Four major Sony division experienced revenue losses in 2009, specifically Electronics down 17%, Games down 18%,
Pictures down 16.4% and Financial Services down 7.4%.In the U.S Revenues were down 15.4 %, while revenues in
Japan fell 15.2%.
The unfunded status of the pension liabilities (approximately $3.6 billion) increased at a rate of 62% over 2008.
Sizeable unfunded post retirement benefits would force the company to make periodic cash contributions, diverting
money away from production related uses.
The Consumer Electronics Market is expected to grow at a rate of 7.2% annually to reach a value of $136,700 million
in 2014. Sony is uniquely positioned to take advantage of this increase. As one of the largest global companies in the
industry Sony has the capacity to tap into changes in consumer demands as they emerge. Sony’s recent reorganization
has put digitally savvy and globally experienced staff in positions to maximize the potential seen in growth
projections.
Sony is firmly entrenched in the so-called BRIC economies (Brazil, Russia, India and China). These regions are
emerging markets and represent over 40% of the worlds’ population. The firm plans on following its model of success
experienced in India where it emphasized its television film, and music product content. The company has a goal of
doubling its revenues in the BRIC markets.
The negative economic conditions in The United States, Japan and Europe have had a disastrous impact on Sony. The
company receives approximately 74% of its revenues from these markets. As the economic slump lingers, consumer
confidence remains low and Sony has felt the impact in decreased revenues. Sony leadership has acknowledged that
the downturn exposed weaknesses and vulnerabilities in the firm that have needed addressing for some time.
Sony is vulnerable to fluctuations in foreign currency exchange rates and exposed to fluctuations in the value of the
Japanese yen, the US dollar and the Euro. Recently, the Japanese Yen appreciated significantly against the US dollar
and Euro. A stronger yen makes Sony's products appear expensive in comparison and cuts into the value of overseas
earnings. The firm acknowledges the need to implements effective hedging strategies to counter foreign exchange
translation effects.
Environmental, health and safety compliance laws which impact Sony operations and production may be burdensome
and have a negative impact on profits. To maintain compliance the firm must incur capital and other expenditures.

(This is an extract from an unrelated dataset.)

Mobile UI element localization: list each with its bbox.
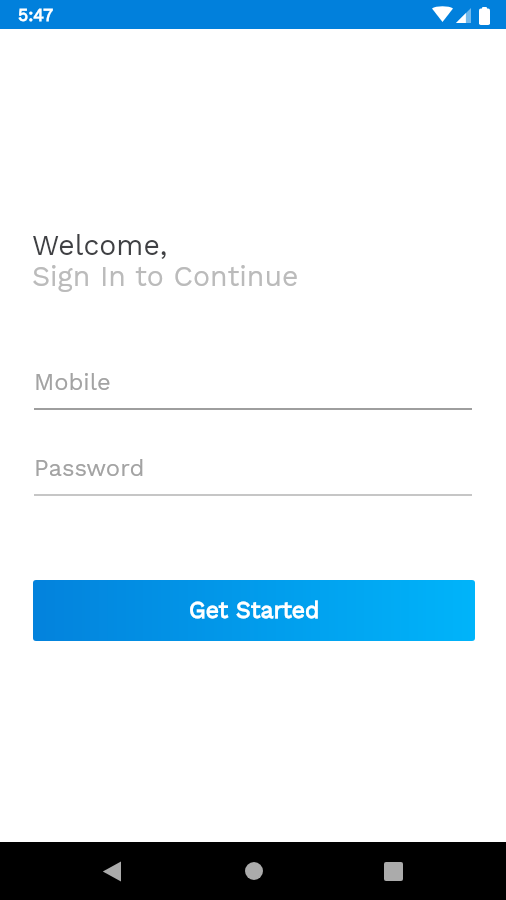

Potential expenditures related to regulations are not limited to compliance, but may also be felt in fines and penalties
in the wake of non-compliance.
Goods and counterfeit products have really plagued the electronics manufacturing industry in recent times. Counterfeit
goods are projected to double to 18% of total world trade by 2010. In addition, China's growing share of electronics
production represents an increase in the number of potential counterfeit products in the market. These knockoffs,
although cheaper and of less quality still the potential to divert revenues from Sony.
Sony benefits from the flexibility to enter into key joint ventures and execute key corporate acquisitions. For example,
established a joint venture project with Sharp to produce and sell large-sized LCD panels and modules. Another
example includes its alliance with Taiwan's Hon Hai Precision Industry for the production of LCD TVs. Among recent
acquisitions are the purchase of a TFT liquid crystal display (LCD) business from Epson Imaging Devices and
Convergent Media Systems, which makes video integration solutions for the enterprise market.
Questions:
Answer two out of the four questions listed subsequently:
1. Define why managers use SWOT analyses and apply it to this case.
2. Elaborate on the several competitive advantages that Sony has used to overcome competition.
3. Have you identified an organizational culture in this company? Justify your choice by explaining the terms
“organizational behavior vs. organizational culture”.
4. How can the systems approach help you understand the environment of this case?